Casting generators to dictionaries vs. declaring dictionaries Which is more efficient?-CodePudding

Which of the two is more efficient?

Casting a generator to a dictionary seems to have the same memory usage as using only a dictionary.

def test():
    yield 'a', 4444
    yield 'b', 5555

print(dict(test()))

def test2():
    return {
        "a": 4444,
        "b": 5555
    }

print(test2())

CodePudding user response：

You can use the time module to find this out for yourself. If I call these functions for say a million times and then compare how long did each calling took, I can determine which is faster.

time_i = time.time()
[dict(test()) for i in range(10**6)]
time_f = time.time()
print(time_f - time_i)

time_i = time.time()
[dict(test()) for i in range(10**6)]
time_f = time.time()
print(time_f - time_i)

Output -

0.7002811431884766
0.6696088314056396

From this it looks like test2 is faster. It's also much easier to write considering for a long dictionary you'll have to repeat yield multiple times.

CodePudding user response：

That's easy to figure out, use timeit:

In [6]: def test1():
   ...:     yield 'a', 4444
   ...:     yield 'b', 5555
   ...: 
   ...: def test2():
   ...:     return {
   ...:         'a': 4444,
   ...:         'b': 5555,
   ...:     }
   ...: 
   ...: from timeit import timeit
   ...: 
   ...: t1 = timeit('dict(test1())', '', globals=globals())
   ...: t2 = timeit('test2()', '', globals=globals())
   ...: 
   ...: print(t1, t2)
0.18616174999999657 0.066665042000011

Why?

Because test1() will actually create many-many dicts per each execution, while test2() will prepare that dict once during byte-compilation stage, since that specific dict is a constant.

What about the idea itself?

Since you are going to materialize that dict in memory after all, that use of generators makes no improvement in memory consumption, neither in the CPU load.

So what?

Use dict literals and dict comprehension where possible. Unless you already have a generator yielding a key, value pairs, you're not supposed to change it, and just want to make a dict from what it yieds.
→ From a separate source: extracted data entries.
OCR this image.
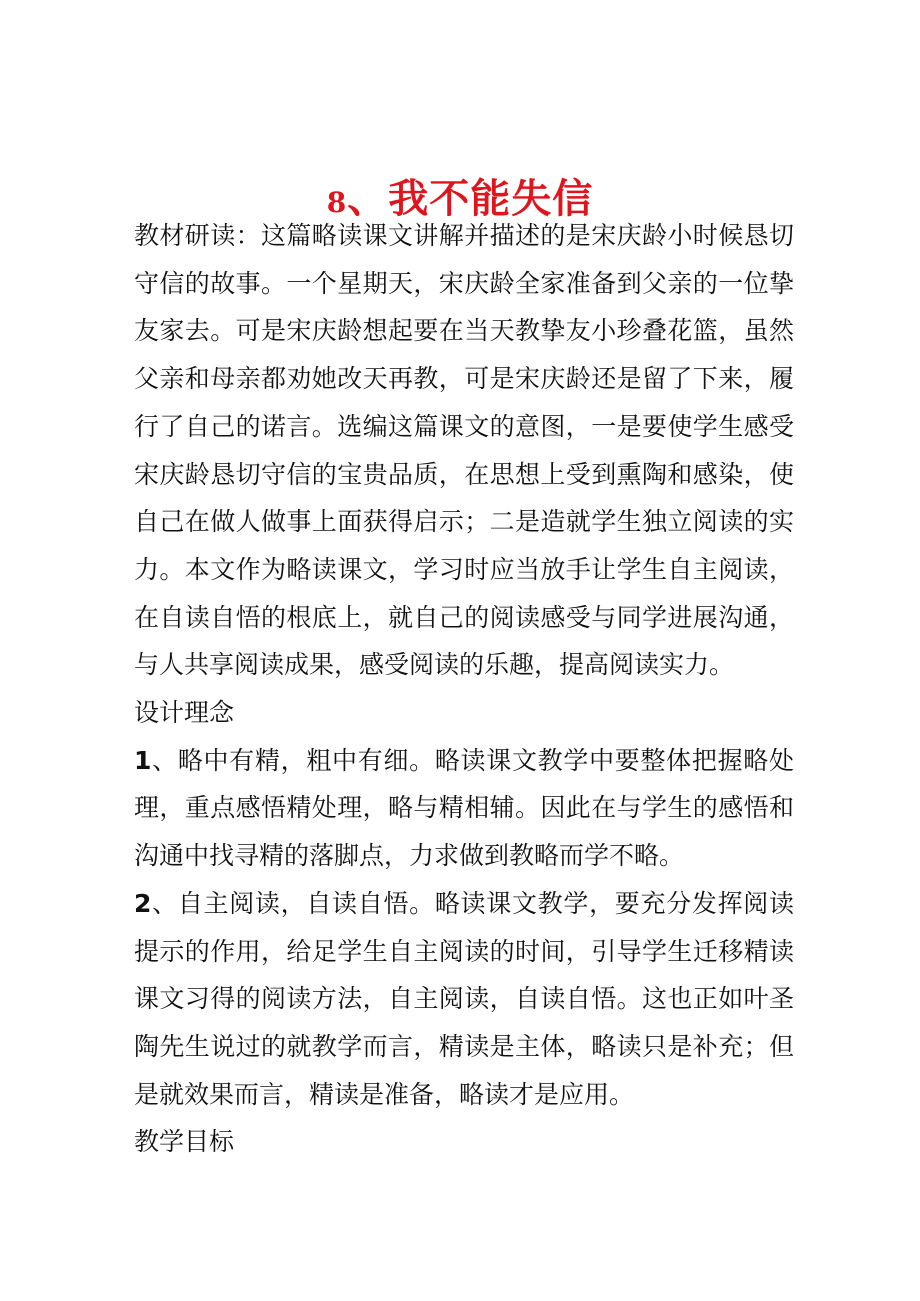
8、我不能失信

教材研读：这篇略读课文讲解并描述的是宋庆龄小时候恳切守信的故事。一个星期天，宋庆龄全家准备到父亲的一位挚友家去。可是宋庆龄想起要在当天教挚友小珍叠花篮，虽然父亲和母亲都劝她改天再教，可是宋庆龄还是留了下来，履行了自己的诺言。选编这篇课文的意图，一是要使学生感受宋庆龄恳切守信的宝贵品质，在思想上受到熏陶和感染，使自己在做人做事上面获得启示；二是造就学生独立阅读的实力。本文作为略读课文，学习时应当放手让学生自主阅读，在自读自悟的根底上，就自己的阅读感受与同学进展沟通，与人共享阅读成果，感受阅读的乐趣，提高阅读实力。

设计理念

1、略中有精，粗中有细。略读课文教学中要整体把握略处理，重点感悟精处理，略与精相辅。因此在与学生的感悟和沟通中找寻精的落脚点，力求做到教略而学不略。

2、自主阅读，自读自悟。略读课文教学，要充分发挥阅读提示的作用，给足学生自主阅读的时间，引导学生迁移精读课文习得的阅读方法，自主阅读，自读自悟。这也正如叶圣陶先生说过的就教学而言，精读是主体，略读只是补充；但是就效果而言，精读是准备，略读才是应用。

教学目标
CodePudding user response：

The dictionaries these produce will be the same size, but the first example will use more memory and take longer. It needs to create the generator and store its state. For each item the generator yields the interpreter will need to load that state, run the generator until the next item is yielded, then store the state again. If you're not familiar with the call stack, I would recommend doing some reading on that subject, as it will give you an idea of how using a generator would involve many more operations than a literal.